Make a four-year plan.
Your best friend when dealing with inevitable scheduling issues and mid-college identity crises will be your four-year plan. (Also, the gallon sized tubs of cookie dough they sell at Vittles.) Some majors require one, but everyone planning on studying abroad should put together a plan as early as possible. Throw together an Excel sheet that lists all of your requirements – general, major, and pre-professional – and then start parsing them out into 5-class chunks for each semester.
Pre-anything? Double up or take summer classes.
Most medical, dental, and veterinary schools won’t accept science courses that were taken abroad. This isn’t a huge issue, since you’ll only be abroad for one semester, but it's important to remember when planning out your year-long science courses like Physics or Organic Chemistry. You’ll either need to double up your sophomore year, take one as a senior and delay med/dent/vet applications for a year, or take one over the summer. I would highly recommend taking Orgo over the summer so that you only have to endure 2 months of agony instead of 9.

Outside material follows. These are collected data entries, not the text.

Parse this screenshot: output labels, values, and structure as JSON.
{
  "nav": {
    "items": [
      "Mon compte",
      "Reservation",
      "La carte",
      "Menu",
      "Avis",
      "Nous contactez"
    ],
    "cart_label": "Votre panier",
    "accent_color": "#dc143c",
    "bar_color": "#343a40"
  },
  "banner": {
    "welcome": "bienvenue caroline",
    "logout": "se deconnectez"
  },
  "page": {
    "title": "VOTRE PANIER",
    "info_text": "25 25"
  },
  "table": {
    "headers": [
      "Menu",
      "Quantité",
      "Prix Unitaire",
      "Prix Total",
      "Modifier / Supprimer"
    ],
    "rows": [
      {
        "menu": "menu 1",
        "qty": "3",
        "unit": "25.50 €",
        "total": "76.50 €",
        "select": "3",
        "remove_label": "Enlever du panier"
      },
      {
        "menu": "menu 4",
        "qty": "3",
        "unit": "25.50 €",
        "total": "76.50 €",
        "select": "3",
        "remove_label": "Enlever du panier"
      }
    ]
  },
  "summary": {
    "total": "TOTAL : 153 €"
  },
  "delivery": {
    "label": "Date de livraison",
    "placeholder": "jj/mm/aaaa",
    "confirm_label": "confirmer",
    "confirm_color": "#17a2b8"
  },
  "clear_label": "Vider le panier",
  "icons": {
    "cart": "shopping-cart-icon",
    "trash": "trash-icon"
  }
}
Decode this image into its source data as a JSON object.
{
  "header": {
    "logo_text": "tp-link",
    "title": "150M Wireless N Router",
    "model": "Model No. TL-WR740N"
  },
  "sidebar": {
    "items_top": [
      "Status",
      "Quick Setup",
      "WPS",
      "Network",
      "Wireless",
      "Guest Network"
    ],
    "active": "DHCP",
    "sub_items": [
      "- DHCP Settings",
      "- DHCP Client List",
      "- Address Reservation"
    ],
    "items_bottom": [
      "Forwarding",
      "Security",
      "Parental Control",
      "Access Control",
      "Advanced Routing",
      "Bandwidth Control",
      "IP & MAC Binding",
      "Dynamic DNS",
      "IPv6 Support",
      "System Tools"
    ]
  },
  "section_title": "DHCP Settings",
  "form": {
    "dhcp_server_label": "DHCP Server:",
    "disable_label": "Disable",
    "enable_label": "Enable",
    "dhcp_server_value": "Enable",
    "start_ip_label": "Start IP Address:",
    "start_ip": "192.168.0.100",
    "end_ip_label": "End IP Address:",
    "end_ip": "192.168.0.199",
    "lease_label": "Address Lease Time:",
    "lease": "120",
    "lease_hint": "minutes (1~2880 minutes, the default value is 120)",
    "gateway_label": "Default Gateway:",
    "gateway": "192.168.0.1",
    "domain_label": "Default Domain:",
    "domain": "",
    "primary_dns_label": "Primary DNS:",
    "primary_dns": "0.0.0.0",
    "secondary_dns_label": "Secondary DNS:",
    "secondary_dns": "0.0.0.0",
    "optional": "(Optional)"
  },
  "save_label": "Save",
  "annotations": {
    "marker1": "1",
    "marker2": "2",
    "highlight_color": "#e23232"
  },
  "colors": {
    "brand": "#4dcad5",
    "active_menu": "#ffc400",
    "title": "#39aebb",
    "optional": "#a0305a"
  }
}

Going to grad school or straight to an industry job?
You’re in luck - course loads abroad are almost always significantly lighter than what we’re used to at Georgetown, which means that your time abroad is an excellent opportunity to study for the GREs or finally get around to removing the WordArt from your resume.
Save some of your general education requirements and major elective credits for your junior year.
It can be tempting to pump out all of your gen-ed requirements by the end of your sophomore year, but do yourself a favor and save a few. When you start looking at the course catalogs for international universities, you’ll probably find that there aren’t enough STEM classes that will transfer as elective credits to fill up an entire semester. Your best bet is to shoot for one or two STEM elective credits, which you should clear with your major advisor far in advance, and fill up the rest of your abroad course slots with general education requirements. This is an excellent opportunity to knock out your language requirement.
Use this opportunity to take a funky STEM class that isn’t offered at Georgetown.
The STEM departments at Georgetown are obviously fabulous pinnacles of science and learning, but I must say that international schools have some pretty wild science courses. Do yourself a favor and take an astrobiology (waddup History Channel’s Ancient Aliens) or food science (waddup Guy Fieri) class.